New York State now allows employers to make payroll deductions for inadvertent overpayment of wages


Section 193 of the New York Labor Law proscribes an employer’s right to make deductions from its employees’ paychecks with very limited exceptions.  In November 2012, the law was amended to allow employers to make payroll deductions for the inadvertent overpayment of wages, provided the deductions were made in compliance with regulations to be promulgated by the Labor Commissioner.

Earlier this month, the Labor Commissioner promulgated the long-awaited final regulations (12 NYCRR Part 195-5.1, effective as of October 9, 2013).  Consequently, employers may now legally make payroll deductions for the recovery of wage overpayments made due to a mathematical or other clerical error by the employer, as long as the deduction complies with the following procedures:

  • The employer must provide written notice to the employee of the intent to recover the overpayment, stating the amount overpaid, the date(s) of the overpayment, the total amount to be deducted, the date(s) each deduction will be made and the deadline and procedure for contesting the overpayment (or reference to where the procedure can be found).
  • The recovery must be for an overpayment made in the 8 weeks prior to the notice required by the regulations, and can be made over a period of up to six (6) years following the overpayment.
  • If the entire overpayment is less than or equal to the net wages earned in the next wage payment, then:
    • the employer can recover the entire amount of the overpayment in “that next wage payment”
    • the notice must be provided at least three days in advance of the deduction and
    • the employee has two days to object to the deduction.
  • If the overpayment exceeds the net wages earned in the “immediately subsequent wage payment,” or if the employer has waited until after the “next” payment to send the notice (although the latter situation is not specifically addressed and only implicitly covered by the regulations), then:
  • the recovery is limited to a maximum of 12.5 percent of the gross wages
  • the deduction cannot reduce the effective hourly wage below the minimum wage
  • the notice of this deduction must be provided at least three weeks in advance of the deduction and
  • the employee has one week to object to the recovery.
  • In either case, the employer must reply within one week of receipt of employee’s response, and once the employee has started this challenge procedure, may not make any deductions due to the overpayment until the procedure has reached a final determination.
  • The employer must then provide the employee with an opportunity to meet within one week after the employer’s response.
  • The employer must provide a final determination within one week of the meeting.
  • In the event the employee raises any objection, the employer must wait for three weeks after the final determination to start making any deductions.

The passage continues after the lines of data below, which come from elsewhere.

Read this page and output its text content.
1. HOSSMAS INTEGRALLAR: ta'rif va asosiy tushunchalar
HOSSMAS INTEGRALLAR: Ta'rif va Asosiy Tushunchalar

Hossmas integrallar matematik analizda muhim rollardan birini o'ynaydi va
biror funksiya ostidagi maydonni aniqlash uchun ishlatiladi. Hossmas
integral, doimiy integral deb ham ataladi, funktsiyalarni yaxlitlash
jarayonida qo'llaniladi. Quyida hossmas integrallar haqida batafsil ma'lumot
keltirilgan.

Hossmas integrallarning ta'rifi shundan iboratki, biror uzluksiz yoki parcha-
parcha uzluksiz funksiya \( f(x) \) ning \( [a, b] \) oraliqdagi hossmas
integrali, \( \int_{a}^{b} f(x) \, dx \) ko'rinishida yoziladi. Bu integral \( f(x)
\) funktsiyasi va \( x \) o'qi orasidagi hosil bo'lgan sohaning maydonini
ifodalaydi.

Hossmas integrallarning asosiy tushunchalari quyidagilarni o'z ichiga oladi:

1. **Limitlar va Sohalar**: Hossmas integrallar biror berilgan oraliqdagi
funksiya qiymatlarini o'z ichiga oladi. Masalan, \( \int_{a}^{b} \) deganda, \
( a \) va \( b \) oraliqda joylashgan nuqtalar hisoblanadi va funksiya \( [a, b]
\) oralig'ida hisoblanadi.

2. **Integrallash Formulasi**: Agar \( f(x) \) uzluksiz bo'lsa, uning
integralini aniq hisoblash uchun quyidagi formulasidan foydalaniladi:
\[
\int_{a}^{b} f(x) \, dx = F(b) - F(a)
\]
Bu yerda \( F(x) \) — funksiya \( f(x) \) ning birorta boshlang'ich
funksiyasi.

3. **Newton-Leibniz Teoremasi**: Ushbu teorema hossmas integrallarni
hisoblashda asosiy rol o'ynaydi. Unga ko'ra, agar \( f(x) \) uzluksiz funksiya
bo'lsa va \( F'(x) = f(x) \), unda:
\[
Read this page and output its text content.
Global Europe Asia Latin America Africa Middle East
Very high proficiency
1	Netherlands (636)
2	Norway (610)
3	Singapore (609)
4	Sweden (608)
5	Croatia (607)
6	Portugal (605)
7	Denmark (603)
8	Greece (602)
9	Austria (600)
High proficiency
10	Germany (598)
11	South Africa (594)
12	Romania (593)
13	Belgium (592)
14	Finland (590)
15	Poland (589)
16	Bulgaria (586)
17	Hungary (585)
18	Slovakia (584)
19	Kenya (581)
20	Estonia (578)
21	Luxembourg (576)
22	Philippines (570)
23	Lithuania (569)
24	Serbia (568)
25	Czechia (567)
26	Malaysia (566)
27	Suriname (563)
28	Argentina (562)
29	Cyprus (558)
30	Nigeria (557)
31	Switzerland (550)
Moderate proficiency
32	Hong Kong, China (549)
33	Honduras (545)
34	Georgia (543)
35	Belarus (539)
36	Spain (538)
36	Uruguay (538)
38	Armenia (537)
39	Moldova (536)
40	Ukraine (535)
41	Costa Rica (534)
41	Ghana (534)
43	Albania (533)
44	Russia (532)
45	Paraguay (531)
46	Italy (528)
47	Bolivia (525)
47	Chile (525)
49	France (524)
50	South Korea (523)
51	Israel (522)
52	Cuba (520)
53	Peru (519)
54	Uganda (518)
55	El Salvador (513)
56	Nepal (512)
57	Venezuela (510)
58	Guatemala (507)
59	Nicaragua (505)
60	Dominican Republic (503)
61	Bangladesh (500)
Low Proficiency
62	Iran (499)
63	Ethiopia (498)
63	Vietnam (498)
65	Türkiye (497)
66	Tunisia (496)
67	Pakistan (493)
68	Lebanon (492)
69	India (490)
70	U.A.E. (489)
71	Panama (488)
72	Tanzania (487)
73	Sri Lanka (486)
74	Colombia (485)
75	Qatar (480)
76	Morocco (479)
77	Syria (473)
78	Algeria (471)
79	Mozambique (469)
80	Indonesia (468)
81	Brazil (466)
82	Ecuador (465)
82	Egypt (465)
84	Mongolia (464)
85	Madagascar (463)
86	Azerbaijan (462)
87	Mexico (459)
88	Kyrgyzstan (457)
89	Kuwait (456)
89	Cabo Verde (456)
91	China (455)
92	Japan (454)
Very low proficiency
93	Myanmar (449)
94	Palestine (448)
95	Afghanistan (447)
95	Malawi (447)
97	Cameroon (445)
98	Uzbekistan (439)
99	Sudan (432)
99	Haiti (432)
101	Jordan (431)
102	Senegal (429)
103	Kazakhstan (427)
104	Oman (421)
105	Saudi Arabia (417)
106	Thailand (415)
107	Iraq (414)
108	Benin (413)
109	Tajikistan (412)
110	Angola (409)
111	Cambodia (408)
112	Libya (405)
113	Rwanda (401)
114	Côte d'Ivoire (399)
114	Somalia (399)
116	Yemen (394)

The failure of an employer to follow this process will result in a presumption that the deduction was improper.  Note, however, that dispute resolution provisions in collective bargaining agreements which provide at least as much protection to the employee as the above procedures will be deemed compliant with the regulations.

The new regulations also enumerate similar procedures for an employer to make wage deductions for the repayment of advances of salary or wages.  (12 NYCRR 195-5.2).  Nonetheless, certain questions remain unanswered by the regulations, such as whether an employer can make a deduction from a final paycheck as the repayment of an “advance” where an employee has exceeded his or her accrued vacation allowance.  We look forward to further guidance from the Department of Labor on this issue.

DISCLAIMER: Because of the generality of this update, the information provided herein may not be applicable in all situations and should not be acted upon without specific legal advice based on particular situations.